Lee stated further that such cultural exchanges not only enrich one’s cultural experience, but also foster mutual understanding, reduce interpersonal and international prejudice and conflict, and bring the global community together.
City and county participation
This year’s APCD featured more than 50 nationally themed information booths, including stalls set up by overseas community organizations from Australia, Brunei, and Fiji, as well as those from the six Asia-Pacific nations with which the ROC has formal diplomatic relations—Kiribati, the Marshall Islands, Nauru, Palau, the Solomon Islands, and Tuvalu).
This year’s APCD also featured exhibits on the local cultures of Taipei, Kaohsiung, Taichung, Tainan, New Taipei City, Taoyuan, and Hsinchu County, all of which have signed sister-city agreements or declarations of friendship with municipalities in the nations targeted by the New Southbound Policy.
New Southbound nations
This wonderful cultural banquet attracted many visitors, both domestic and foreign. Large numbers of migrant workers and immigrants from Southeast Asia also took advantage of the opportunity to enjoy a taste of home.
Endri, an Indonesian woman who has been working in Taiwan for more than a decade, is a caregiver in Xinzhuang, New Taipei City, who spent her day off visiting the festival and sharing her culture with other attendees. The Indonesian booth included a clothing exhibit featuring traditional attire from the northern Indonesian island of Sumatra. Endri told us that the examples on display were very different from those you might see around her home in East Java, explaining that each Indonesian island and ethnicity has its own traditional clothing.
The rear of the booth also displayed examples of the carefully crafted leather puppets used in the puppet shows beloved by Indonesians.

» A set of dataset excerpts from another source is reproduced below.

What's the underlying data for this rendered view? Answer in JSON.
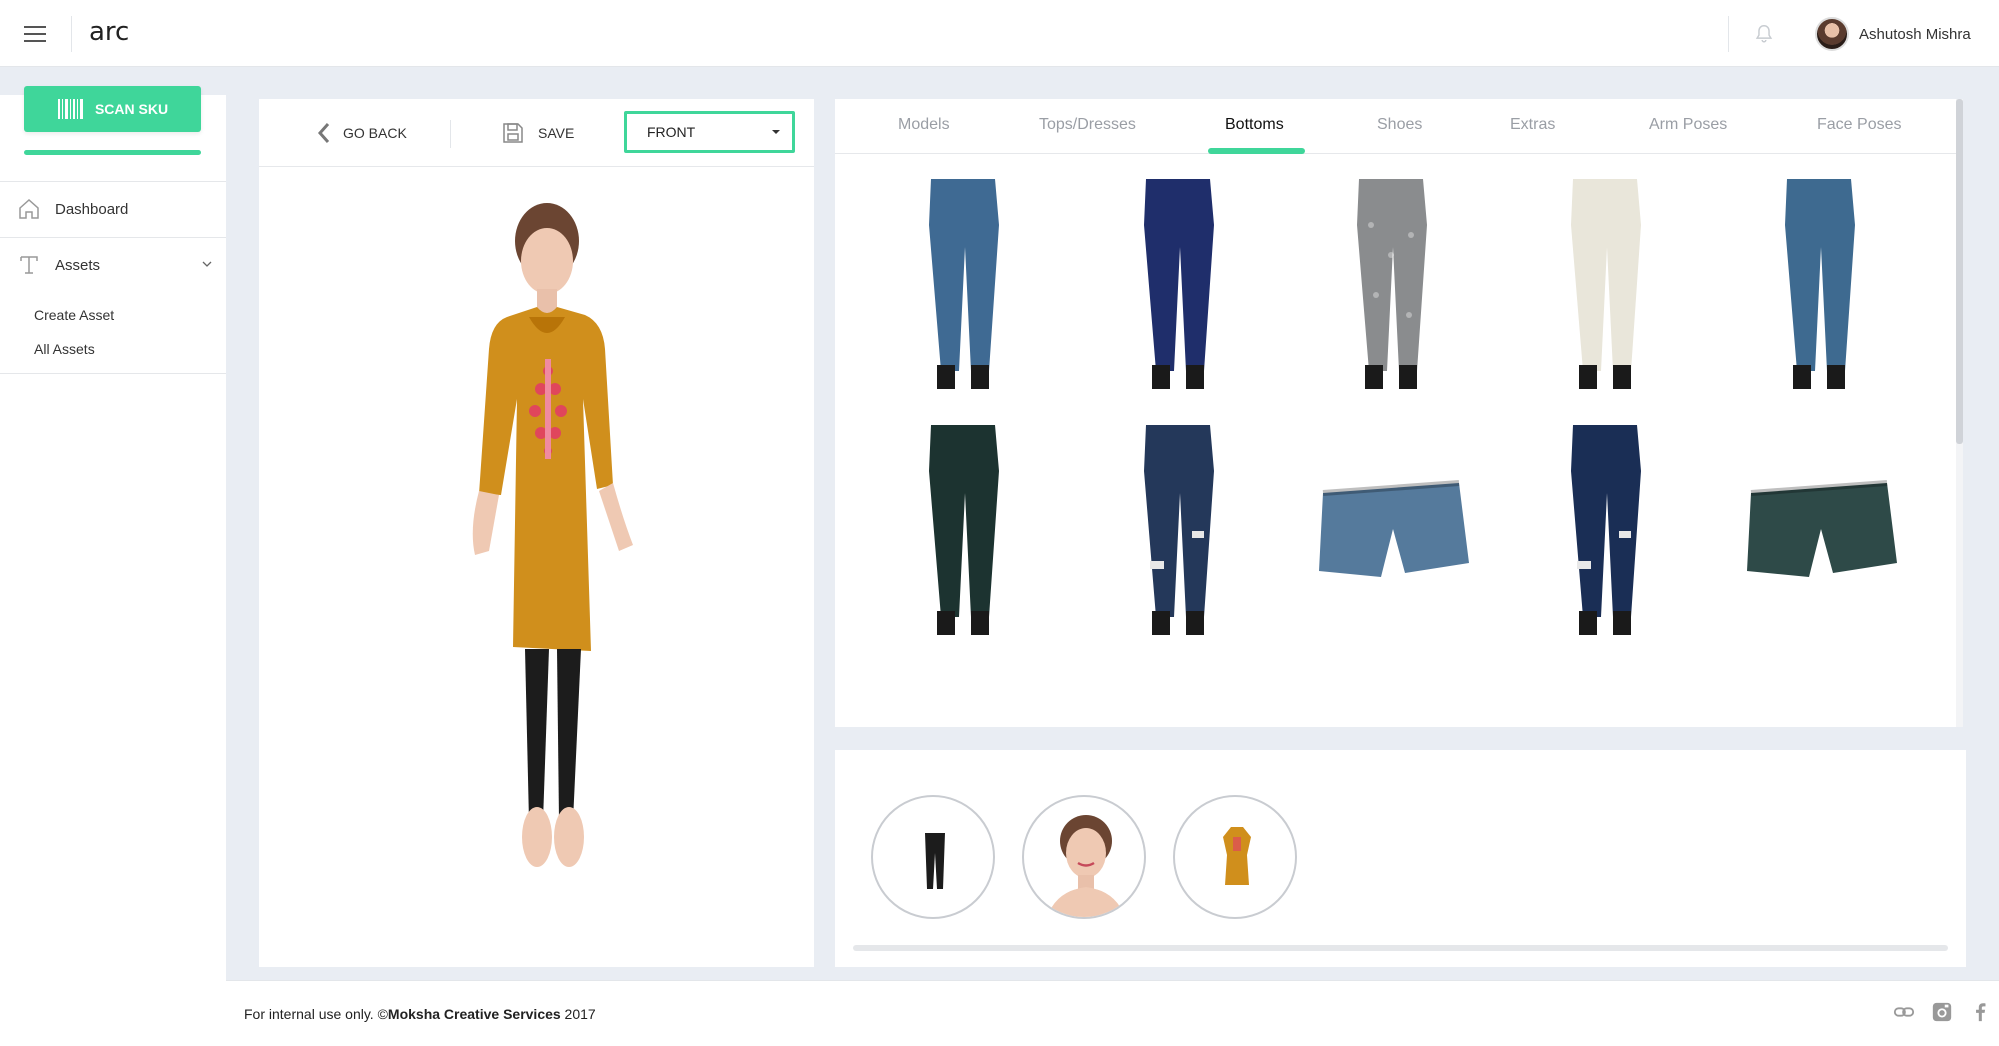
{
  "topbar": {
    "brand": "arc",
    "user_name": "Ashutosh Mishra",
    "menu_icon": "hamburger-icon",
    "bell_icon": "bell-icon"
  },
  "sidebar": {
    "scan_label": "SCAN SKU",
    "items": [
      {
        "label": "Dashboard",
        "icon": "home-icon"
      },
      {
        "label": "Assets",
        "icon": "text-asset-icon"
      }
    ],
    "sub_items": [
      "Create Asset",
      "All Assets"
    ]
  },
  "toolbar": {
    "go_back_label": "GO BACK",
    "save_label": "SAVE",
    "view_select": "FRONT"
  },
  "tabs": [
    {
      "label": "Models",
      "active": false
    },
    {
      "label": "Tops/Dresses",
      "active": false
    },
    {
      "label": "Bottoms",
      "active": true
    },
    {
      "label": "Shoes",
      "active": false
    },
    {
      "label": "Extras",
      "active": false
    },
    {
      "label": "Arm Poses",
      "active": false
    },
    {
      "label": "Face Poses",
      "active": false
    }
  ],
  "grid_items": [
    {
      "kind": "jeans",
      "color": "#3f6a93"
    },
    {
      "kind": "trousers",
      "color": "#1f2e6b"
    },
    {
      "kind": "patterned",
      "color": "#8a8c8e"
    },
    {
      "kind": "trousers",
      "color": "#e9e6da"
    },
    {
      "kind": "jeans",
      "color": "#3e6a90"
    },
    {
      "kind": "trousers",
      "color": "#1c3330"
    },
    {
      "kind": "ripped",
      "color": "#24385a"
    },
    {
      "kind": "shorts",
      "color": "#557a9c"
    },
    {
      "kind": "ripped",
      "color": "#1a2e55"
    },
    {
      "kind": "shorts",
      "color": "#2e4a48"
    },
    {
      "kind": "partial",
      "color": "#1f1f1f"
    },
    {
      "kind": "partial",
      "color": "#2f507a"
    },
    {
      "kind": "partial",
      "color": "#5f5558"
    },
    {
      "kind": "partial",
      "color": "#3c3d3f"
    }
  ],
  "selected_items": [
    "leggings",
    "face",
    "dress"
  ],
  "footer": {
    "prefix": "For internal use only. ©",
    "company": "Moksha Creative Services",
    "year": " 2017",
    "icons": [
      "link-icon",
      "instagram-icon",
      "facebook-icon"
    ]
  },
  "colors": {
    "accent": "#3fd69a",
    "background": "#e9edf3",
    "dress": "#d08f1c"
  }
}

Endri noted that the puppet shows given at weddings represent a distinctively Indonesian cultural asset and that puppetry is most common in central, eastern and western Java.
Another target nation of the New Southbound Policy, India operated a booth that also exhibited traditional handicraft items that highlighted some of the beauty of its culture, and attracted still other visitors with the enticing scent of Indian cuisine, an interactive virtual reality installation that let attendees “try on” traditional Indian clothing, and an artist who used natural henna to draw traditional Indian motifs on their skin.
A Chiayi festival
In a bit of serendipity, the Chiayi City Government also held its 2016 Immigrants Festival, an event celebrating the many cultures of new residents, shortly after the APCD.
Noting that Taiwan is itself multicultural, Chiayi mayor Twu Shiing-jer remarked that the biggest difference between that city’s Aborigines, long-established ethnic Chinese residents, and new immigrants is merely when they arrived. Twu went on to state that ethnic integration is the path to social progress.
In a new twist, this year’s festival included both Aboriginal- and new-resident-themed activities, and highlighted another side of multiculturalism with an eye-catching exhibition of wedding attire from nine different countries, including Nepal, Ghana, Vietnam and Japan.
The Chiayi festival was arranged into morning and afternoon “sessions,” with the former focusing on the many cultures of new residents, and the latter consisting of a harvest celebration organized by Aborigines living in the city.
A total of 4,780 new residents currently reside in Chiayi City, and comprise 1.76% of its population of 270,000. The city’s annual Immigrants Festival is sure to help all of its residents, new and old alike, get to know one another.